Bork’s concern was the ongoing cultural degradation in America, in which judges have become tools of popular culture rather than guardians of the law. The legal redefinition of marriage is just the latest, according to Bork, of “a series of cultural debacles forced upon us by judges following no law but their own predilections.”

There are many famous quotations from America’s Founding Fathers — George Washington, John Adams and others — noting the inseparability of a free nation from the principles of religion and morality.

French statesman Alexis de Tocqueville — author of “Democracy in America,” which many view as the greatest book ever written about the United States — wrote in 1835, “There is no country in the world where the Christian religion retains a greater influence over the souls of men than in America.”
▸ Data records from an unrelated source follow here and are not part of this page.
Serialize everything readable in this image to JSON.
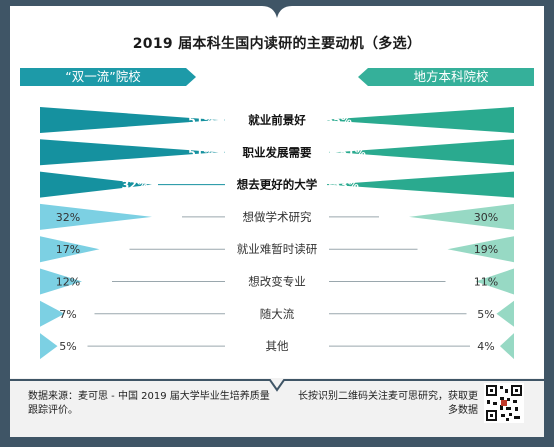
{
  "title": "2019 届本科生国内读研的主要动机（多选）",
  "left_header": "“双一流”院校",
  "right_header": "地方本科院校",
  "colors": {
    "frame": "#3f5566",
    "header_left": "#1d9aa8",
    "header_right": "#35b09a",
    "left_dark": "#15919f",
    "left_light": "#7cd0e3",
    "right_dark": "#2aaa8f",
    "right_light": "#97d9c4",
    "label_on_dark": "#ffffff",
    "label_on_light": "#333333",
    "bold_text": "#111111"
  },
  "chart_data": {
    "type": "bar",
    "orientation": "horizontal-diverging",
    "categories": [
      "就业前景好",
      "职业发展需要",
      "想去更好的大学",
      "想做学术研究",
      "就业难暂时读研",
      "想改变专业",
      "随大流",
      "其他"
    ],
    "series": [
      {
        "name": "“双一流”院校",
        "values": [
          51,
          51,
          32,
          32,
          17,
          12,
          7,
          5
        ],
        "labels": [
          "51%",
          "51%",
          "32%",
          "32%",
          "17%",
          "12%",
          "7%",
          "5%"
        ]
      },
      {
        "name": "地方本科院校",
        "values": [
          55,
          51,
          53,
          30,
          19,
          11,
          5,
          4
        ],
        "labels": [
          "55%",
          "51%",
          "53%",
          "30%",
          "19%",
          "11%",
          "5%",
          "4%"
        ]
      }
    ],
    "highlighted_rows": 3,
    "unit": "%"
  },
  "footer": {
    "source": "数据来源：麦可思 - 中国 2019 届大学毕业生培养质量跟踪评价。",
    "qr_note": "长按识别二维码关注麦可思研究，获取更多数据"
  }
}
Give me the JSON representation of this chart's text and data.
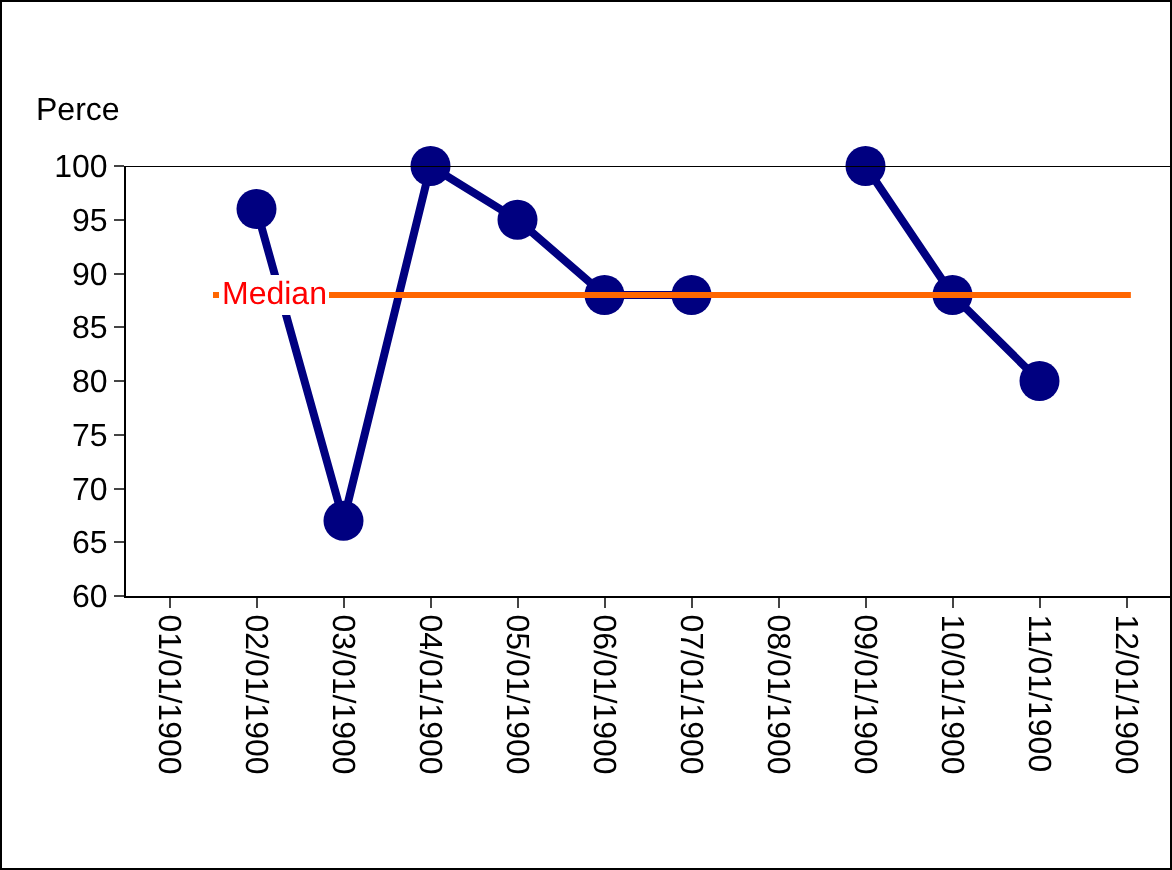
{
  "chart_data": {
    "type": "line",
    "ylabel": "Perce",
    "categories": [
      "01/01/1900",
      "02/01/1900",
      "03/01/1900",
      "04/01/1900",
      "05/01/1900",
      "06/01/1900",
      "07/01/1900",
      "08/01/1900",
      "09/01/1900",
      "10/01/1900",
      "11/01/1900",
      "12/01/1900"
    ],
    "series": [
      {
        "color": "#000080",
        "values": [
          null,
          96,
          67,
          100,
          95,
          88,
          88,
          null,
          100,
          88,
          80,
          null
        ]
      }
    ],
    "ylim": [
      60,
      100
    ],
    "yticks": [
      60,
      65,
      70,
      75,
      80,
      85,
      90,
      95,
      100
    ],
    "ref_lines": [
      {
        "axis": "y",
        "value": 88,
        "label": "Median",
        "color": "#ff6600"
      }
    ],
    "marker": "circle",
    "line_style": "solid",
    "grid": false,
    "legend": false
  }
}
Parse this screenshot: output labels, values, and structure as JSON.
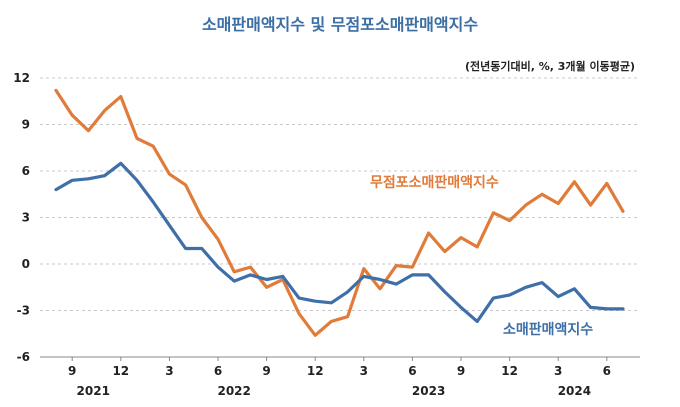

Yet over a short period of time — less than 20 years — the attitude of Americans about a core and central institution to our culture, marriage, has been turned on its head.

In 1996, according to polling by Gallup, 68% of Americans rejected — and 27% supported — the proposition that same-sex marriage “should be recognized by the law as valid, with the same rights as traditional marriages.”

By 2011, just 15 years later, 53% of Americans supported this proposition, and 45% rejected it.

Such rapid change in attitudes toward an institution so deeply rooted in the nation’s culture and toward the religious truths that have defined us could only happen through the massive and ongoing propagandizing against traditional values by what Bork called the “cultural aristocracy” — news media, university faculties, many churches, certain foundations, television networks and Hollywood.